Cancers with the same genetic weaknesses respond differently to targeted drugs depending on the tumor type of the patient, new research reveals.

The study is set to prompt changes in thinking around precision medicine because it shows that the genetics of a patient’s cancer may not always be enough to tell whether the cancer will respond to a treatment.

The researchers are already starting to design clinical trials with both gene fault and tumor type in mind, and believe some cancer drugs that have "failed" in one tumor type could be rescued in another with the same genetic mutation.

Biological differences in response to targeted drugs

Scientists at The Institute of Cancer Research, London, found that cancer cells from a range of tumor types with the same genetic changes sent out different molecular signals when treated with precision medicines—and this affected how the cells reacted to the treatment.

Many cancers share genetic weaknesses that can be attacked using the same targeted treatments, but doctors have noticed before that these drugs weren’t always equally effective in people with different tumor types.

The new study of cells from lung, bowel, and pancreatic cancers demonstrates that there are stark biological differences in the way that cancer cells from different tumur types respond to gene-targeted drugs.

The research is published in the journal Molecular Cancer Therapeutics today, and was funded by the National Institute for Health Research, Cancer Research UK, and the NIHR Biomedical Research Centre at The Royal Marsden NHS Foundation Trust and The Institute of Cancer Research (ICR).

'Dynamic' cell signals

The researchers looked at 30 different cancer cell types in the lab from bowel, lung, and pancreatic tumours, measuring changes in "on and off switch" molecules in cells linked to seven well-known cancer genes.

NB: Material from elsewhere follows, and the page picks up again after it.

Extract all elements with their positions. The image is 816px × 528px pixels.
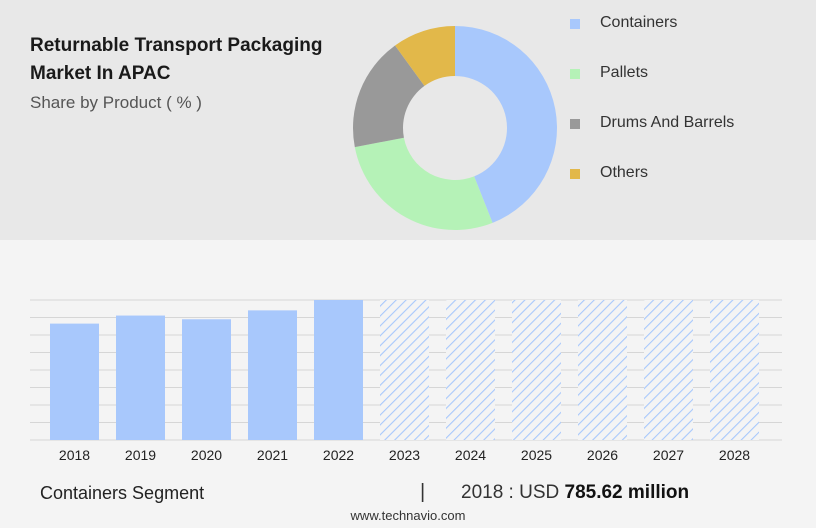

They found that drugs that blocked the common cancer gene PI3K, including an experimental drug discovered at the ICR called pictilisib, had varying effects in different cancer types.

One of the ways PI3K works is to flip the off switch on a related protein, AKT, to stop tumor growth—but in this study, bowel cancer cells were less likely than lung cancer cells to switch off AKT in response to pictilisib.

The researchers believe these kinds of "dynamic" cell signals—which vary depending on the tissue background—could explain why targeted drugs can work differently in people whose tumors have the same genetic faults.

Influencing the design of early stage trials

Looking at the response to pictilisib in more detail, the researchers analyzed the drug’s effect in cells taken from 10 patients treated at The Royal Marsden whose tumors had faults in KRAS, the most frequently mutated gene in cancer.

They found that pictilisib triggered an increase in another protein switch, called MEK, in three out of seven samples taken from people with bowel cancer, but in none of the three samples from lung cancer patients.

The study was done in cells in the lab, and larger studies will be needed to uncover the signaling changes in response to targeted drugs in more detail. But the researchers believe the findings will affect the outcome of ongoing clinical trials, and the results are already influencing the design of early stage trials testing the benefit of new drugs blocking the KRAS gene.

In future, the work could also lead researchers to look back at existing treatments that were deemed to have "failed" and reassess their benefit in different cancer types.

Offering a deeper understanding of cancer’s complexity and response to treatment, the research forms part of the ICR’s ambitious strategy to overcome evolution and drug resistance in its planned Centre for Cancer Drug Discovery.

'Clinical trials need to take cancer type into account'

Professor Udai Banerji, deputy director of the Drug Development Unit at the ICR and The Royal Marsden, said, “We found that cells from different cancers responded quite differently to drugs targeting the same genetic faults— suggesting that if someone’s tumor has a particular genetic fault, we can’t automatically assume that a drug targeting that fault will work for them. Our new study suggests that we need to take cancer type into account when designing clinical trials testing the benefit of treatments targeting specific genetic changes—and that we no longer group people participating in clinical trials by the genetic faults in their tumor alone. What’s exciting is that we could now look back at targeted drugs that ‘failed’ before making it into the clinic, to see if any existing treatments could offer benefit to people with other cancers than the tumor types in which they were originally trialed.”

Professor Paul Workman, chief executive of the ICR, said, “Precision medicine has driven huge advances in cancer treatment over the last two decades, giving some patients months or years of extra life with far fewer side effects than traditional chemotherapy. This new study brings nuance to the paradigm of precision medicine, and shows that the story isn’t quite as straightforward as matching a drug to a cancer’s genetics. If we can understand better how targeting the same gene can have different effects depending on the tumor type, it can help us to predict more accurately how individual patients will respond to treatment.”